Synergistically interactive MnFeM (M = Cu, Ti, and Co) sites doped porous g-C3N4 fiber-like nanostructures for an enhanced green hydrogen production

Abstract

The use of a synergetic effect is an effective approach for promoting the green hydrogen evolution reaction (HER). However, ternary metal doped porous g-C₃N₄ fiber-like nanostructures have not been reported so far.
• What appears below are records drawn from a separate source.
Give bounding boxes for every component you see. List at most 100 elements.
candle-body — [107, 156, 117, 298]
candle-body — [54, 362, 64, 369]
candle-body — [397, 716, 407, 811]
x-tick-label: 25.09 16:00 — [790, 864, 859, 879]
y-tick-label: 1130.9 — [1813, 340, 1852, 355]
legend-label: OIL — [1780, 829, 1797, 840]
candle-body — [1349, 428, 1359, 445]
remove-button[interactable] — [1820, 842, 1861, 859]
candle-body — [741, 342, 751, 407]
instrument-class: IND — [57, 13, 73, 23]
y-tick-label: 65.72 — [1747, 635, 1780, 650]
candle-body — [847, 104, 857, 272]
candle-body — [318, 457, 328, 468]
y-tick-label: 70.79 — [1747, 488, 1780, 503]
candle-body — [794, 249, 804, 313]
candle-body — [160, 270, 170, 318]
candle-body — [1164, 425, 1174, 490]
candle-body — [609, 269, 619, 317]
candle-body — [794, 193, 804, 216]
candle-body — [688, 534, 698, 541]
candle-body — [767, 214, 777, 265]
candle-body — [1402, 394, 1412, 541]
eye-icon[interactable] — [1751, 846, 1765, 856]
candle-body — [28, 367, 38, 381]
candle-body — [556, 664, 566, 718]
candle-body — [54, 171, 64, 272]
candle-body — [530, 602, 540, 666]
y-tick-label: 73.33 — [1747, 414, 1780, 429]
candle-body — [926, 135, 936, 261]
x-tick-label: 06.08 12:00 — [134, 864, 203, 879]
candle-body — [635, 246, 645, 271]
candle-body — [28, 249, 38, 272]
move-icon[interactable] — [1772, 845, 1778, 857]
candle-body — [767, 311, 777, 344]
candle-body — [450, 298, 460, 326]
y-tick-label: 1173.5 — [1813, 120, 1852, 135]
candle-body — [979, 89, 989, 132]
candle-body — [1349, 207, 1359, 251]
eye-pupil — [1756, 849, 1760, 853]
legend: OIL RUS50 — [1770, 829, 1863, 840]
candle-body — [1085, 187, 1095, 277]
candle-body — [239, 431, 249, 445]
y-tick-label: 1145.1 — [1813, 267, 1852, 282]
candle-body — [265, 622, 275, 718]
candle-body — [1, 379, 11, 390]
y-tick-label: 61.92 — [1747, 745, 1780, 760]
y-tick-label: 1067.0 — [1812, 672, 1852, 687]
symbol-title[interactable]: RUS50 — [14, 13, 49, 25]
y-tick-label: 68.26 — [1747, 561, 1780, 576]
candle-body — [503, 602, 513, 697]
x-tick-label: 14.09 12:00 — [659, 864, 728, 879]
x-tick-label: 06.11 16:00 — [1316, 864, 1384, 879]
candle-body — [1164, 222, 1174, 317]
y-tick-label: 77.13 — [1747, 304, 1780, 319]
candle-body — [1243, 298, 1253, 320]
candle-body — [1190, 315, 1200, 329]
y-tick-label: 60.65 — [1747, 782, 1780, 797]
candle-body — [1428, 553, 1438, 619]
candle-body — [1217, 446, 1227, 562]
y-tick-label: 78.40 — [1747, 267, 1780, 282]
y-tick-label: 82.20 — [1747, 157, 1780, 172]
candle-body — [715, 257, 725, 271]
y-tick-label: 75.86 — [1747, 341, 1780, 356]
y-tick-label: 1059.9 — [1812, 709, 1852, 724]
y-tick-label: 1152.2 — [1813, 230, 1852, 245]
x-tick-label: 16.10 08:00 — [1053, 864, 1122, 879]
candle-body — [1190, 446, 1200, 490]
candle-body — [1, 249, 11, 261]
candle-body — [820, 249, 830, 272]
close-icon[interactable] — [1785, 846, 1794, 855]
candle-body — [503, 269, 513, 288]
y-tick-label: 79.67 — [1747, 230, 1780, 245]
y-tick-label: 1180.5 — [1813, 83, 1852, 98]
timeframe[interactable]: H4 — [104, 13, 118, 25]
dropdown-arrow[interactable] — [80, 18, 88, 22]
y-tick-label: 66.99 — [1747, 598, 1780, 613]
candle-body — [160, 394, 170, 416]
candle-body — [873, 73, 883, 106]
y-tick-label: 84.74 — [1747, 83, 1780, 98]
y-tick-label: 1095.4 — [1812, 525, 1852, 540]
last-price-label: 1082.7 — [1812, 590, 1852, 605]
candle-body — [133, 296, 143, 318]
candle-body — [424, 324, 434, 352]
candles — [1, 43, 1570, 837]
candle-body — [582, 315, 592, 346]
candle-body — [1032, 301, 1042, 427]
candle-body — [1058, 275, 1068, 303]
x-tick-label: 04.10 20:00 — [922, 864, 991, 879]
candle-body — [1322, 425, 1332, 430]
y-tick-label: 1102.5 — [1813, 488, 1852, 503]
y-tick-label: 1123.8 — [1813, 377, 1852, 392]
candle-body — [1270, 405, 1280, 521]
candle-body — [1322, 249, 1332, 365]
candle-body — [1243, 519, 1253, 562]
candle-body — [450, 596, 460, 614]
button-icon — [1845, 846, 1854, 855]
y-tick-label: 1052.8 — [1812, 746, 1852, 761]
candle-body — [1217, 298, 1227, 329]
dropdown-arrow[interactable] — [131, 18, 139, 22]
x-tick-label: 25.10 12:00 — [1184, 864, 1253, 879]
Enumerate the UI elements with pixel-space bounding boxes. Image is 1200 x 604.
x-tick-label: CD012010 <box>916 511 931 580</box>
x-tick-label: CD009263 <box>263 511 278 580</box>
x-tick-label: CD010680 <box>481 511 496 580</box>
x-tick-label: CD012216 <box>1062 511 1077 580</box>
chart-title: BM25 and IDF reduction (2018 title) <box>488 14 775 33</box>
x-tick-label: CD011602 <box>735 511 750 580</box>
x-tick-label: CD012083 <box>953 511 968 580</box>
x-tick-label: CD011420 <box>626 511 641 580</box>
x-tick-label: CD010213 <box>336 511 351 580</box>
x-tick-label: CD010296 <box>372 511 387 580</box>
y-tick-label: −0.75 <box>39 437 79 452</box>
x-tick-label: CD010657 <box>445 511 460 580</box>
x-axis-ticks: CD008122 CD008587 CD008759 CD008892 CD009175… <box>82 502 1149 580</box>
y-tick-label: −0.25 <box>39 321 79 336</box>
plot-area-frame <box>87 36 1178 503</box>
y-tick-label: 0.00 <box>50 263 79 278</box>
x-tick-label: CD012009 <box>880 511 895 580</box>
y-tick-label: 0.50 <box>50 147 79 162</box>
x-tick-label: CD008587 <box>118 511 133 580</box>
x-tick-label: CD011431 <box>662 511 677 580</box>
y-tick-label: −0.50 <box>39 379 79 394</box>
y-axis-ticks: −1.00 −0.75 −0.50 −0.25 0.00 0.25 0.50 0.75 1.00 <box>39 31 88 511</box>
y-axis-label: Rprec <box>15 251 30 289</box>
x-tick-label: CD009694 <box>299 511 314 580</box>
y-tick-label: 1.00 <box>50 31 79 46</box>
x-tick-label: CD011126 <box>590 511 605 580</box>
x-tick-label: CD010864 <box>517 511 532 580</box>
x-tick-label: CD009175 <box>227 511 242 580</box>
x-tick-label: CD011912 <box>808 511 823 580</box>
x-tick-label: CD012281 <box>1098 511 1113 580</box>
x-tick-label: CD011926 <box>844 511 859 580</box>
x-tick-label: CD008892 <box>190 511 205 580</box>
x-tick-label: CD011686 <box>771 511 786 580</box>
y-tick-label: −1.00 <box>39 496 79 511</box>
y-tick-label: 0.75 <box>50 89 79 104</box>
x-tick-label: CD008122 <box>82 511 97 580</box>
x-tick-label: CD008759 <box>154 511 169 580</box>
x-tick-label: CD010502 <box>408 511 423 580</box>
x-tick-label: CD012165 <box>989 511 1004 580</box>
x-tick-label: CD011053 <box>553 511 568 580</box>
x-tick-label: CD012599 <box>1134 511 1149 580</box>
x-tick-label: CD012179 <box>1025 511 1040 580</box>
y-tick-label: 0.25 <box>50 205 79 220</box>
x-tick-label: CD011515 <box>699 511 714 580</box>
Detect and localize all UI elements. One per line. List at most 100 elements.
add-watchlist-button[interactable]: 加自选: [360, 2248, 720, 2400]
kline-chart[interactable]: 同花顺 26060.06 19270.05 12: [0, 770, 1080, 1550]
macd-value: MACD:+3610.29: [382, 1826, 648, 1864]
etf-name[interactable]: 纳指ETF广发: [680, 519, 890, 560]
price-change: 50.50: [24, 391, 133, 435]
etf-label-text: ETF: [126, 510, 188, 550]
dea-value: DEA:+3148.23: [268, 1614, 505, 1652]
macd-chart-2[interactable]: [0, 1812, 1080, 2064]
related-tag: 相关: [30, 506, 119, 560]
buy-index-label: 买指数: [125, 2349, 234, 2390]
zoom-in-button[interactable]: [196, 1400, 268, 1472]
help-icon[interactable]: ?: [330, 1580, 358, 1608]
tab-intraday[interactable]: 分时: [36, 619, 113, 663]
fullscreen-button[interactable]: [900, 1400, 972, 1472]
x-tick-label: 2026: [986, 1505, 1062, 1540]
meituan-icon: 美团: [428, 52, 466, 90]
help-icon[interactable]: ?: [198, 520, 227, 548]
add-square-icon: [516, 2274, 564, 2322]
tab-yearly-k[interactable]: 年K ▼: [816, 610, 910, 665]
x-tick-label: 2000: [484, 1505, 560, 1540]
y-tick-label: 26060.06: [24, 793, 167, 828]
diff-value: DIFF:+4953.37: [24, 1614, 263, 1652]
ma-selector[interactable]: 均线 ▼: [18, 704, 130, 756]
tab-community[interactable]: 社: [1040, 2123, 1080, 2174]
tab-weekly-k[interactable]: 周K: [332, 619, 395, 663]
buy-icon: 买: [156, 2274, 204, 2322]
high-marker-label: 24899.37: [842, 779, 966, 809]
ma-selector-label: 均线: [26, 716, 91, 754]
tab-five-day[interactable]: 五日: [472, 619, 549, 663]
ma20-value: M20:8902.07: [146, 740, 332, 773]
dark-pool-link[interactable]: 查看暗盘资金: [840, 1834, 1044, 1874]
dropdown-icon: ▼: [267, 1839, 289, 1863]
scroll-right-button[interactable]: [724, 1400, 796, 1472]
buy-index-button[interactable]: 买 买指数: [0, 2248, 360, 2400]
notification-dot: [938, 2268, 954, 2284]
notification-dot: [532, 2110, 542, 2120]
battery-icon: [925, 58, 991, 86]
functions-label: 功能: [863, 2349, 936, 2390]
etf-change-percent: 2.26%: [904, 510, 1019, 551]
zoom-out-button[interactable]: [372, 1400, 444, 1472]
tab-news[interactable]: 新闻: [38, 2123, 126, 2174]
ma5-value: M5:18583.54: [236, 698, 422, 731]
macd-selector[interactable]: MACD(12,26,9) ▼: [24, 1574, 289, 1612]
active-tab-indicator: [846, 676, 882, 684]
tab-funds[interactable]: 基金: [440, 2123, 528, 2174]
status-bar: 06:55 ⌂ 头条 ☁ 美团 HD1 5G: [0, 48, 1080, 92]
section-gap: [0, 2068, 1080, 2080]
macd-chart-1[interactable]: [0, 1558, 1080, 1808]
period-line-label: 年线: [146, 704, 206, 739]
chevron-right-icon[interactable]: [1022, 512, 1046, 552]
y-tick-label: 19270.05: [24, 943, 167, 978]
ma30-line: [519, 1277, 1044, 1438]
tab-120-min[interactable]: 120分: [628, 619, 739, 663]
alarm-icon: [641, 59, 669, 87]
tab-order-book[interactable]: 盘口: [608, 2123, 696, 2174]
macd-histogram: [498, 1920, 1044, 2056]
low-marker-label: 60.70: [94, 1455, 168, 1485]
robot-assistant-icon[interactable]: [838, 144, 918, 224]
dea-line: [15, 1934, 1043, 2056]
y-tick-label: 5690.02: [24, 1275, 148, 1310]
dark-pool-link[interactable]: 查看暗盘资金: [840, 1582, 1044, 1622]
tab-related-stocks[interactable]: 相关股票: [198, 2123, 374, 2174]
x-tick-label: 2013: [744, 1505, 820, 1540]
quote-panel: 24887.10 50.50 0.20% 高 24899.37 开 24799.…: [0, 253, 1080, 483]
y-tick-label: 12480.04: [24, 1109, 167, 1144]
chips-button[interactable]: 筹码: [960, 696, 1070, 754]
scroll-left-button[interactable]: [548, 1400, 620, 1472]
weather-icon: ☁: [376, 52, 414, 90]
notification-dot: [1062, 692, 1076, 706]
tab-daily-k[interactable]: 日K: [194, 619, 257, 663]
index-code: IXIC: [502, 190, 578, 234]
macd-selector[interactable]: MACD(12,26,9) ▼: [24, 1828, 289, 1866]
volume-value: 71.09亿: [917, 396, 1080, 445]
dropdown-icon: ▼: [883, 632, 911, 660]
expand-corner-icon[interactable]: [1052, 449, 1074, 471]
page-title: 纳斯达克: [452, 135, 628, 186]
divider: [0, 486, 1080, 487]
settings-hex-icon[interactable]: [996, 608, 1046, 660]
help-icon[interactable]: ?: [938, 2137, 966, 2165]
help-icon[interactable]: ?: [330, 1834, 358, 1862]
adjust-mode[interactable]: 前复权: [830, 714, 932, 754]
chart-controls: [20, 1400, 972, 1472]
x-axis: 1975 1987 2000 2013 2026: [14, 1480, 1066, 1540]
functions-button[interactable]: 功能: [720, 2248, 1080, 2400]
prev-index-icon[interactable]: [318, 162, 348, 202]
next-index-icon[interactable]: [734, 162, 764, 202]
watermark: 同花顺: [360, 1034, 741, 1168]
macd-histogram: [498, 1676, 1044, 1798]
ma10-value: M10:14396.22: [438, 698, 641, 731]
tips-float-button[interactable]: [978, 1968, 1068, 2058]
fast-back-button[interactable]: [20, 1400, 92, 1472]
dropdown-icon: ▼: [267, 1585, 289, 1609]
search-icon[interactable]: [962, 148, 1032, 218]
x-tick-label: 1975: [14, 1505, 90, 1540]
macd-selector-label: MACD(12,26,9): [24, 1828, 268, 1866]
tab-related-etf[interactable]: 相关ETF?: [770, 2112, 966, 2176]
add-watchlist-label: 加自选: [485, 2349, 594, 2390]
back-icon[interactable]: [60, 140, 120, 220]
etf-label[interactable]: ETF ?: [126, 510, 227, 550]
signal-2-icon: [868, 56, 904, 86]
Herein, we synthesized ternary MnFeM (M = Cu, Ti, and Co) active sites doped porous fiber-like g-C₃N₄ nanostructures (denoted as MnFeM/g-C₃N₄ NFs) for the efficient HER. This is driven by the sluggish protonation of the melamine monomer in an aqueous solution of ethanol containing ternary metal precursors, followed by carbonization at 550 °C under N₂. The as-obtained MnFeM/g-C₃N₄ NFs were analyzed using various tools which suggest the high-yield of porous ultra-long fiber-like g-C₃N₄ (3.5–10 μm in length and 70–95 nm in width), with a large surface area (200–250 m² g⁻¹), and doped with MnFeM atoms (1.7–2.25 wt%). MnFeCu/g-C₃N₄ NFs with remarkable synergism showed the highest HER performance with an overpotential at 10 mA cm⁻² (η₁₀) of 400 mV and a H₂ production rate of 3774.35 μmol g⁻¹ h⁻¹ that were 1.8 and 4.3 times higher than those of MnFe/g-C₃N₄ NFs and Mn/g-C₃N₄ NFs. The presented results imply that higher synergism is preferred for the enhanced HER on ternary metal-doped porous g-C₃N₄ and may allow the synthesis of other ternary metal-doped porous g-C₃N₄ NFs for the electrocatalytic HER.